Я тоже стал смотреть на арену. Дрессировщик показывал маленькую беленькую лошадку. Он говорил по-французски и очень забавно, но никто не понимал и не смеялся.

Я хорошо знаю по-французски. И вдруг я подумал: наймусь в цирк, буду переводить, что говорит француз, буду эту лошадку чистить – миленькая такая лошадка, кругленькая. Назовусь не своим именем и забьюсь, как таракан в щелку. Смотрю, француз вывел пятерых собак, и тут я только услыхал, что музыка играет, а то так от тоски сердце колотилось, что я и музыки не слыхал.

Объявили антракт, вся публика поднялась с мест. Я побежал в конюшню. Веселая публика смотрит лошадей, лошади блестят, как лакированные. Тут же стоят конюхи. На пробор причесанные, в синих куртках, в блестящих ботфортах. Спрошу, нельзя ли конюхом поступить. Я подошел к одному.

– Скажите, – говорю, – как у вас работы, много?

Он смотрит на мою шубу, почтительно говорит:

– Хватает, гражданин, но мы не обижаемся.

И не могу никак спросить – можно ли мне поступить. Засмеется только. Однако я сказал:

– А вам тут человека еще не требуется?

– Это вы в контору, пожалуйста. – И отвернулся к лошади, стал что-то поправлять.

В контору пойти? Совсем пропасть. Вид у меня – настоящий бухгалтер, и вдруг – в конюхи! Что такое? Засмеют, а то прямо в район позвонят по телефону. Что же мне делать? Но тут народ повалил на места, и я снова залез на галерку.

Когда кончилось представление, я вырвал из записной книжки листок, написал по-французски: «Господин Голуа (этого француза звали Голуа), очень прошу вас прийти в буфет, мне нужно передать вам несколько слов».

И подписался Петров. А фамилия моя Никонов.

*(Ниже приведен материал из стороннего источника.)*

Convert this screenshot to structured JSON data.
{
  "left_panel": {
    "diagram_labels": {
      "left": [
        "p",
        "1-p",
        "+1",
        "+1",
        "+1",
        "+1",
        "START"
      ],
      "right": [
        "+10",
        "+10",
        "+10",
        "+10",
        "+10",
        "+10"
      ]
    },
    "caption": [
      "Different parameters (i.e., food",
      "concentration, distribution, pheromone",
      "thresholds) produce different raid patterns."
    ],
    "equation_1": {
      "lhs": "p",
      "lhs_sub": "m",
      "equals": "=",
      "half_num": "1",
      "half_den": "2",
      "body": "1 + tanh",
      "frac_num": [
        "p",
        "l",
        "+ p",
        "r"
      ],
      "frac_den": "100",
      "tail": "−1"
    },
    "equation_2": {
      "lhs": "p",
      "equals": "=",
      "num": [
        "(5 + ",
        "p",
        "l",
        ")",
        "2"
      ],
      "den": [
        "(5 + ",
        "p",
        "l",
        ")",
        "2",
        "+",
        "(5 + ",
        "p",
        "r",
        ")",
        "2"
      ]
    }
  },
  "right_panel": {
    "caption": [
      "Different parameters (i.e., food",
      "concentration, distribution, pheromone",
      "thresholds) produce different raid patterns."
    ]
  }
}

Дал я эту бумажку служителю, чтобы сейчас же передал, и жду в буфете.

Француз пришел, как был на арене: в желтых ботфортах с белыми отворотами, в зеленой венгерке, подмазан, усики подкручены и реденький проборчик, как селедочка с луком.

Француз шаркнул:

– Честь имею…

И я начал говорить, что я восхищен его искусством. Француз вежливо улыбается, а глаза насторожились.